‘Are you coming down the farm?’ She asked the question in a tone that expected I had nothing else important to do.
I hesitated, aware of the precarious situation I was in. After all, a refusal could be construed as rejection on my part.
What to say? I was desperate to write, but in truth, and even though she didn’t say as much, I really had nothing important to do. I certainly hadn’t got anything important to write. And yet, I knew I had to write just for the sake of writing. Writing is of course a craft and one can’t expect to ever get any better if one does not practice his craft with fanatical fervour.
In the end my hesitation won the battle for me before battle had even begun. It warped itself into a palpable aura of sulk that proceeded to melt my face into that of a petulant child. I did not do this on purpose, rather my whole being seemed to respond to the threat of not being able to write by my regression back to a child like state. I call this my Level One writing fit. Level Two sees my regression go even further whereby I enter a primate like state, raging and hopping about like a maddened gorilla. Unfortunately for me, Level Two is completely ineffectual against my wife who is able to slay petulant gorilla men with a single stare – a stare that threatens pain and suffering on a scale untold unless one calms, sits and enters peaceful negotiation. This negotiation is I swear both victory for her and a punishment for me as not only do realise I have become an arse, but I am losing writing time by the second until I acknowledge my current arsehole status.
On the whole though, I have the support I need. I am blessed with a wife who understands the importance reading and writing are to me. I feel immense sorrow (pity?) for those writers whose partners are not supportive. Knowing how much reading and writing means to me, I am not sure I could be in a relationship without the level of support I have. I read about writers who have shut themselves away from the world. They’ve cut themselves off from friends and family and they hide behind closed doors, and all so that they can gain a piece of that solitude we as writers all crave. I can understand why they would do that. I really can. It is for this reason that I bless my luck at having a wife who stands by me as I stumble on down the path of the writer. My concerns are heard with a ready ear, my hopes caressed and my dreams encouraged. When I fall, my wounds are soothed, my pride eased and my ambition stoked.

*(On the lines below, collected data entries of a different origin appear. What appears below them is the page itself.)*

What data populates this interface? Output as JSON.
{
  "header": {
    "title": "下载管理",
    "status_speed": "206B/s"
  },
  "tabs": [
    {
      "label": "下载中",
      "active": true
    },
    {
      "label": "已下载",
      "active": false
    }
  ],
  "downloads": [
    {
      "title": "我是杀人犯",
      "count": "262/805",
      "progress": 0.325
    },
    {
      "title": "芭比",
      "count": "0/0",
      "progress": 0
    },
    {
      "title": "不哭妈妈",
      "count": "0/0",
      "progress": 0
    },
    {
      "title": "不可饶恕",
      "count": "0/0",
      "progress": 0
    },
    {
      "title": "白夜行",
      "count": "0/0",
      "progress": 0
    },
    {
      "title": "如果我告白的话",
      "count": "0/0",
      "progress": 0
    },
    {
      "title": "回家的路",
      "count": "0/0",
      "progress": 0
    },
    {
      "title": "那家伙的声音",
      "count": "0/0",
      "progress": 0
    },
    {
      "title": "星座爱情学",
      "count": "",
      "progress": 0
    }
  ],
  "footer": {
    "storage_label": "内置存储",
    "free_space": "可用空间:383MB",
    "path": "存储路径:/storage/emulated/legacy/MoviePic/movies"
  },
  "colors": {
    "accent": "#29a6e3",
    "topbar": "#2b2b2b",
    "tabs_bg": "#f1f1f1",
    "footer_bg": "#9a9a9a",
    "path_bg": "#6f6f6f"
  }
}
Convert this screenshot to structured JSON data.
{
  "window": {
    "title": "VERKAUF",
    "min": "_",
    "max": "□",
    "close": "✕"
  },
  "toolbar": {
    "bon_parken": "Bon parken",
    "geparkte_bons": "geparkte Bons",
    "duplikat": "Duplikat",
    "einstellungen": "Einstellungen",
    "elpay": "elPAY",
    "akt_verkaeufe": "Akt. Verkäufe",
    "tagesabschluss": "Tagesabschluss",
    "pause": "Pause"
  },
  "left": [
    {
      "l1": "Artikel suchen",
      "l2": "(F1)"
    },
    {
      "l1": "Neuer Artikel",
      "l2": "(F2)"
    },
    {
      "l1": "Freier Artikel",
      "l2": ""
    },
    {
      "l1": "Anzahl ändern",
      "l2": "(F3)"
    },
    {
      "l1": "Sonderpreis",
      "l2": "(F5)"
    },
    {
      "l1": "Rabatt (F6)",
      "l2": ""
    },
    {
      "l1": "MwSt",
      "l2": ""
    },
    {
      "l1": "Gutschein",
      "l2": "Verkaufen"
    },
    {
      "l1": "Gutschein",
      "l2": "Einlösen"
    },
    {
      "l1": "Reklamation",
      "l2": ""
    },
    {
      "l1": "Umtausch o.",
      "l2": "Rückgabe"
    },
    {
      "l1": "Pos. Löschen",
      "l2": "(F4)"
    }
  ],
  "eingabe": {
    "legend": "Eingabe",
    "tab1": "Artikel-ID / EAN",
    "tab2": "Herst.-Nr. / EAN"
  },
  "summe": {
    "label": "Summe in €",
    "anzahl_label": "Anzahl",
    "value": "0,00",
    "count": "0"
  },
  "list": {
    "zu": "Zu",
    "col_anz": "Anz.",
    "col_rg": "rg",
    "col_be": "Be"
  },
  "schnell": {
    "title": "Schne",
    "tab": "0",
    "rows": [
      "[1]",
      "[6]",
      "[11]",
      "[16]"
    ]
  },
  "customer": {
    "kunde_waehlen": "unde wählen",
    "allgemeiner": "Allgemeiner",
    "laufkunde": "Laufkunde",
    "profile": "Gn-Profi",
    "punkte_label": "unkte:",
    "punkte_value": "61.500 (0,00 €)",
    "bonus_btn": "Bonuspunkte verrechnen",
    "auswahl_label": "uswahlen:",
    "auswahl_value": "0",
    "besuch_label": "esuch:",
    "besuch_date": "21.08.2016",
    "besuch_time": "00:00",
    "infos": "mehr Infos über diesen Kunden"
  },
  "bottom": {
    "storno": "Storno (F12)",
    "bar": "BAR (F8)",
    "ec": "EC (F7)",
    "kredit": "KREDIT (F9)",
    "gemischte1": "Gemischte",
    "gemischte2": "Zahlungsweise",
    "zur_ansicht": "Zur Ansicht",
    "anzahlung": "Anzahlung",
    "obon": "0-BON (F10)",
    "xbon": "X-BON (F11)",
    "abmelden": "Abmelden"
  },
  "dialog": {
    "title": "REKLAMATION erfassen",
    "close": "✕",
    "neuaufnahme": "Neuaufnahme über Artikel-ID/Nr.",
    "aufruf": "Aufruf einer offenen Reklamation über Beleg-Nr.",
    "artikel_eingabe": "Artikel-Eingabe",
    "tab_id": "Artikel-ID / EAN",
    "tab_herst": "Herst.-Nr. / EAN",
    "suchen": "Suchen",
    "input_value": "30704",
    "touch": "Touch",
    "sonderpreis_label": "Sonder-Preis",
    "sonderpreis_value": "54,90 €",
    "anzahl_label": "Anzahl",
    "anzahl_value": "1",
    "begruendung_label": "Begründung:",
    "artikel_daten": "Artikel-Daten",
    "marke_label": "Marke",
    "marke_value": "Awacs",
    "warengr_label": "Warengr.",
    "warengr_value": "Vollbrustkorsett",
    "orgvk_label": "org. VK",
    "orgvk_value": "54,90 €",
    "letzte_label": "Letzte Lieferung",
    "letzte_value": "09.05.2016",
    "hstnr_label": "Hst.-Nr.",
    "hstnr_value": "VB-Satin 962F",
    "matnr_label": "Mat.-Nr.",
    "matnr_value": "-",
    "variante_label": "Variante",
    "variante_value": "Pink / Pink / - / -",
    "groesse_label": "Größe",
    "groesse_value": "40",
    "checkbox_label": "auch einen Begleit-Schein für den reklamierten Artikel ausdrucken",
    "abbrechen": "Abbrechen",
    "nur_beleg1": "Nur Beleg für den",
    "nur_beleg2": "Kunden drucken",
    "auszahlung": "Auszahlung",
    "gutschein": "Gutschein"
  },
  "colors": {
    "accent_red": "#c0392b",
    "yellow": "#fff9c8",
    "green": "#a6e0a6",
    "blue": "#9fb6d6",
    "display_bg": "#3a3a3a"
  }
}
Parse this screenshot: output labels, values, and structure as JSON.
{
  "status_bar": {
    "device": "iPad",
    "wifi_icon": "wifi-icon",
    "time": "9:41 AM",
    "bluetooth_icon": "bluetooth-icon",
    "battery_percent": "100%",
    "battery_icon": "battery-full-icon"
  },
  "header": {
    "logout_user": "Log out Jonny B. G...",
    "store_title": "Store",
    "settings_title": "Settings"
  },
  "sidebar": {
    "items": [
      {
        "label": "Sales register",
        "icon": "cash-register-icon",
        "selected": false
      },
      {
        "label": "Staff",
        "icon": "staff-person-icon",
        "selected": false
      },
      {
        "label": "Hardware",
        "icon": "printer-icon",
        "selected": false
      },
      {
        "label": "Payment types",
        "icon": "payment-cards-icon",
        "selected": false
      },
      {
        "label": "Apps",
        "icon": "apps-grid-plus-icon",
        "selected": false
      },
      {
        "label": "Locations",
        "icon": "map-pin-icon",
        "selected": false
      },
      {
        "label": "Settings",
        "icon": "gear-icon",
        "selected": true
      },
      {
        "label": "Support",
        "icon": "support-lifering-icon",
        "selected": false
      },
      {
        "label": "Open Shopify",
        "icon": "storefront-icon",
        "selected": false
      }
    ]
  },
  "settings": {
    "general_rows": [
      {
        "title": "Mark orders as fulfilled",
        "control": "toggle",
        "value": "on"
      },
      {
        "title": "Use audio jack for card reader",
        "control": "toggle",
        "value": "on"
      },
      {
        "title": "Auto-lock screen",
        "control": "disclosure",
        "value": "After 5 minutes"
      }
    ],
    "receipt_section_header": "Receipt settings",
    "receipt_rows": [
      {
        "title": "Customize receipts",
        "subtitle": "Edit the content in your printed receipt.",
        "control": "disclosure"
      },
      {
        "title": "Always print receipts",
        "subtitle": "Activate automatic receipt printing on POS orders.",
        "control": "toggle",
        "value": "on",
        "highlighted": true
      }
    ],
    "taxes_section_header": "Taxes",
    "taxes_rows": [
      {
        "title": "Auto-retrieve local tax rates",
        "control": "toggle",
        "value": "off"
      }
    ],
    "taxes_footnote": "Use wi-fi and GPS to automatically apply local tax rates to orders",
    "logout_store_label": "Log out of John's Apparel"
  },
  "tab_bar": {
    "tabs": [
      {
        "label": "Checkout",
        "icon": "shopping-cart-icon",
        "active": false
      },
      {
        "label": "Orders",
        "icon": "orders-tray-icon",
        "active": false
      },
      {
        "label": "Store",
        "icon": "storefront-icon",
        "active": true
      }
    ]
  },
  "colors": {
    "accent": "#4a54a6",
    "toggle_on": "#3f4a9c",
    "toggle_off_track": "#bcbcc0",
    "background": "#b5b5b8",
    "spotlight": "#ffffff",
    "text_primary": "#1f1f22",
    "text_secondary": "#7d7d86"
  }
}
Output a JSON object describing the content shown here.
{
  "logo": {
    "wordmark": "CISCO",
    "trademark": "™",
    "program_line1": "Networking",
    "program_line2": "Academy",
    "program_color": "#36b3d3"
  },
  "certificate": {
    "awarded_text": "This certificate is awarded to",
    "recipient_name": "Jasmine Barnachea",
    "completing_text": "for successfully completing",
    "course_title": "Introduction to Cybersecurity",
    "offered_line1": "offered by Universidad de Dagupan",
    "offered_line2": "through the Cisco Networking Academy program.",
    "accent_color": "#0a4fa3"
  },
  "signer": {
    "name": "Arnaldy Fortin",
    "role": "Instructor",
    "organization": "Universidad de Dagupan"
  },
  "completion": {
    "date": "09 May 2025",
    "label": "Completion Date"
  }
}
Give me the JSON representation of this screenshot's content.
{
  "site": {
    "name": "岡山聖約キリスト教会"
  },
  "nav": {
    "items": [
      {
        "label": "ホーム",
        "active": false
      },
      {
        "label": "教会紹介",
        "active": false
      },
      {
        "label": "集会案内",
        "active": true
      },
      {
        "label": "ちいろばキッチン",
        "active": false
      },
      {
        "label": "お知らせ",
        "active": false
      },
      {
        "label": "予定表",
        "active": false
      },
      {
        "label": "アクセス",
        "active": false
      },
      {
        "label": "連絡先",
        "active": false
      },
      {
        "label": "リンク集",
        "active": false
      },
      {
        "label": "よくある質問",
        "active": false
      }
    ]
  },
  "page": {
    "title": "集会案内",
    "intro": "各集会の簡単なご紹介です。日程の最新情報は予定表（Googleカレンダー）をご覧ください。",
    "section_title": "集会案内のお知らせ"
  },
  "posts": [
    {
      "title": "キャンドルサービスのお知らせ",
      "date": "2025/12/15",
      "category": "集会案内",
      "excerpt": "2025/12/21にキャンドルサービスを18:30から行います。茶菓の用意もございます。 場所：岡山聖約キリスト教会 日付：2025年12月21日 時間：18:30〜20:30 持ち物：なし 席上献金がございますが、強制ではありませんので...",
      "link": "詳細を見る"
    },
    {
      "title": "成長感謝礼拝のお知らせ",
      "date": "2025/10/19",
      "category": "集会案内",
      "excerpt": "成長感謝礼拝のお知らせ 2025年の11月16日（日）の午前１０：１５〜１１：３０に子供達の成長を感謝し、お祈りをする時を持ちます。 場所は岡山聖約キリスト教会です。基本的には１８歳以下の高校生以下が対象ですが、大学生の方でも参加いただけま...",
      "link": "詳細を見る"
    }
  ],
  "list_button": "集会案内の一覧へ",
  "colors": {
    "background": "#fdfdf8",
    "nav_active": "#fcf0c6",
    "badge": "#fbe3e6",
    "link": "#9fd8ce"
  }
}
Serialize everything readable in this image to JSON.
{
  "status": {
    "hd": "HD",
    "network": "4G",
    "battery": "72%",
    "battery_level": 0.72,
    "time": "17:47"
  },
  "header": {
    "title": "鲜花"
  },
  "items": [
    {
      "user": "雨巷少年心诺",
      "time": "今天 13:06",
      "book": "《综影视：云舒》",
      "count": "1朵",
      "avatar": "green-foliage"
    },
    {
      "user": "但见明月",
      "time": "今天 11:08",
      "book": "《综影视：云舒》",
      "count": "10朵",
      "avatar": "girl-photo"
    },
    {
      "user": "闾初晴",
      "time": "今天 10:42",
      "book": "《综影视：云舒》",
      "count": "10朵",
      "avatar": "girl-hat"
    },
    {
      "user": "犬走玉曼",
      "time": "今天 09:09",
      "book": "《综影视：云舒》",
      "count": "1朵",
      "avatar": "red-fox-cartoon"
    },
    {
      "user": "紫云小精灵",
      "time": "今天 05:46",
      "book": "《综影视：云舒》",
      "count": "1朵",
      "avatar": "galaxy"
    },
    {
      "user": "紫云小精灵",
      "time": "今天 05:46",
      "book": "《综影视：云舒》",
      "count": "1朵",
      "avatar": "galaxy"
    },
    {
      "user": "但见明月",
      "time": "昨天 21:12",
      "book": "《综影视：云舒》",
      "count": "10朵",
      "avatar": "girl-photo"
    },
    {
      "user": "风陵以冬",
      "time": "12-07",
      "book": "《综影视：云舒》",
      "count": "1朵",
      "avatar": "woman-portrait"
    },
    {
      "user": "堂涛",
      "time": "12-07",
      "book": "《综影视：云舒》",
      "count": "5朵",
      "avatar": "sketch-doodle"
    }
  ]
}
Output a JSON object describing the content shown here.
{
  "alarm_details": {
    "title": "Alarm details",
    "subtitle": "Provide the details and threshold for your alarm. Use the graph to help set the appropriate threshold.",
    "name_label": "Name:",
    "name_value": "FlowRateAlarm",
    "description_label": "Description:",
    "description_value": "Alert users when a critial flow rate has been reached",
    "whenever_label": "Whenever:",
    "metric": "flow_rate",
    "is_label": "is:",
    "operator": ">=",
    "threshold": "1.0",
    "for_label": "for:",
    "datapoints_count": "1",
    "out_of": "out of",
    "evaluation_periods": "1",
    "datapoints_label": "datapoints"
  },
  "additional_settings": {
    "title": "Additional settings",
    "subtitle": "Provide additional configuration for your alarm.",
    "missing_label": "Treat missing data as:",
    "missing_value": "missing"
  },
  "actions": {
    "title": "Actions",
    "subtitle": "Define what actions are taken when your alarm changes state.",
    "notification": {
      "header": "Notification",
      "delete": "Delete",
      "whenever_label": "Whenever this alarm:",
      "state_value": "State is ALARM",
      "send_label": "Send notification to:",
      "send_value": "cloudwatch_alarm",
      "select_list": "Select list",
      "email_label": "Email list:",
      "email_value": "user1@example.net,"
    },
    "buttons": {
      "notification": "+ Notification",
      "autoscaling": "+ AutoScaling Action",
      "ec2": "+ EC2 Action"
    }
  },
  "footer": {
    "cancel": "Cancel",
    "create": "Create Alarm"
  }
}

You would be wrong to think my wife simply pours honey in my ear and gives false hope for she is also my chief critic and advisor. Nothing gets passed her that would not be better burned. In fact, my previous post talks all about this and so read that if you can spare another few minutes. It saves me repeating myself.
Having read back through this post I am amused by what it has become. It was supposed to be all about how important support is to writers, but what I appear to have written is how important my wife’s support is to me. But then, I suppose I have achieved my goal after all as without her support, I wouldn’t be writing very much at all. Support in my eyes is not just that which someone gives so you can go off and play writer while they do the dishes or walk the dog. It’s something they give even when you’re down and don’t feel up to putting your thoughts and feelings out there. That’s real support – the ability to give you a bloody good kick up the arse, and make you chase that dream you’re always harping on about.